The Role of Oxidized Low-Density Lipoproteins in Atherosclerosis: The Myths and the Facts

Department of Medicine (DIMED), Internal Medicine 4, University of Padova, Via Giustiniani 2, 35128 Padova, Italy

Received 10 June 2013; Accepted 28 August 2013

Academic Editor: Ishak Tekin

Copyright © 2013 Giuseppe Maiolino et al. This is an open access article distributed under the Creative Commons Attribution License, which permits unrestricted use, distribution, and reproduction in any medium, provided the original work is properly cited.

Abstract

The oxidative modification hypothesis of atherosclerosis, which assigns to oxidized low-density lipoproteins (LDLs) a crucial role in atherosclerosis initiation and progression, is still debated. This review examines the role played by oxidized LDLs in atherogenesis taking into account data derived by studies based on molecular and clinical approaches.

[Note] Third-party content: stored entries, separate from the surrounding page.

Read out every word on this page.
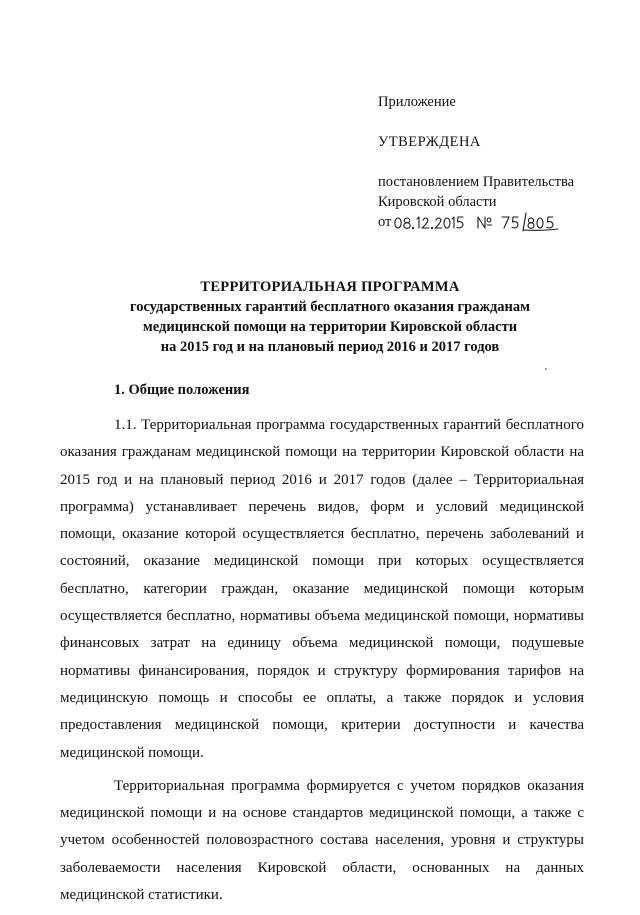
Приложение
УТВЕРЖДЕНА
постановлением Правительства
Кировской области
от
ТЕРРИТОРИАЛЬНАЯ ПРОГРАММА
государственных гарантий бесплатного оказания гражданам
медицинской помощи на территории Кировской области
на 2015 год и на плановый период 2016 и 2017 годов
1. Общие положения

1.1. Территориальная программа государственных гарантий бесплатного оказания гражданам медицинской помощи на территории Кировской области на 2015 год и на плановый период 2016 и 2017 годов (далее – Территориальная программа) устанавливает перечень видов, форм и условий медицинской помощи, оказание которой осуществляется бесплатно, перечень заболеваний и состояний, оказание медицинской помощи при которых осуществляется бесплатно, категории граждан, оказание медицинской помощи которым осуществляется бесплатно, нормативы объема медицинской помощи, нормативы финансовых затрат на единицу объема медицинской помощи, подушевые нормативы финансирования, порядок и структуру формирования тарифов на медицинскую помощь и способы ее оплаты, а также порядок и условия предоставления медицинской помощи, критерии доступности и качества медицинской помощи.

Территориальная программа формируется с учетом порядков оказания медицинской помощи и на основе стандартов медицинской помощи, а также с учетом особенностей половозрастного состава населения, уровня и структуры заболеваемости населения Кировской области, основанных на данных медицинской статистики.
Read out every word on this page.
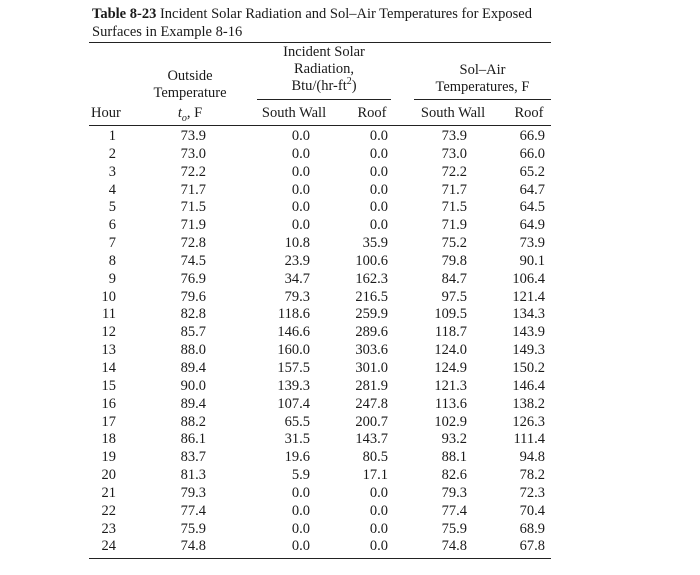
Table 8-23 Incident Solar Radiation and Sol–Air Temperatures for Exposed Surfaces in Example 8-16
Incident Solar
Radiation,
Btu/$(hr-ft^2)$
Sol–Air
Temperatures, F
Outside
Temperature
Hour	$t_o$, F	South Wall	Roof	South Wall	Roof
1	73.9	0.0	0.0	73.9	66.9
2	73.0	0.0	0.0	73.0	66.0
3	72.2	0.0	0.0	72.2	65.2
4	71.7	0.0	0.0	71.7	64.7
5	71.5	0.0	0.0	71.5	64.5
6	71.9	0.0	0.0	71.9	64.9
7	72.8	10.8	35.9	75.2	73.9
8	74.5	23.9	100.6	79.8	90.1
9	76.9	34.7	162.3	84.7	106.4
10	79.6	79.3	216.5	97.5	121.4
11	82.8	118.6	259.9	109.5	134.3
12	85.7	146.6	289.6	118.7	143.9
13	88.0	160.0	303.6	124.0	149.3
14	89.4	157.5	301.0	124.9	150.2
15	90.0	139.3	281.9	121.3	146.4
16	89.4	107.4	247.8	113.6	138.2
17	88.2	65.5	200.7	102.9	126.3
18	86.1	31.5	143.7	93.2	111.4
19	83.7	19.6	80.5	88.1	94.8
20	81.3	5.9	17.1	82.6	78.2
21	79.3	0.0	0.0	79.3	72.3
22	77.4	0.0	0.0	77.4	70.4
23	75.9	0.0	0.0	75.9	68.9
24	74.8	0.0	0.0	74.8	67.8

Experimental data carried out in cellular lines and animal models of atherosclerosis support the proatherogenic role of oxidized LDLs: (a) through chemotactic and proliferating actions on monocytes/macrophages, inciting their transformation into foam cells; (b) through stimulation of smooth muscle cells (SMCs) recruitment and proliferation in the tunica intima; (c) through eliciting endothelial cells, SMCs, and macrophages apoptosis with ensuing necrotic core development. Moreover, most of the experimental data on atherosclerosis-prone animals benefiting from antioxidant treatment points towards a link between oxidative stress and atherosclerosis. The evidence coming from cohort studies demonstrating an association between oxidized LDLs and cardiovascular events, notwithstanding some discrepancies, seems to point towards a role of oxidized LDLs in atherosclerotic plaque development and destabilization. Finally, the results of randomized clinical trials employing antioxidants completed up to date, despite demonstrating no benefits in healthy populations, suggest a benefit in high-risk patients. In conclusion, available data seem to validate the oxidative modification hypothesis of atherosclerosis, although additional proofs are still needed.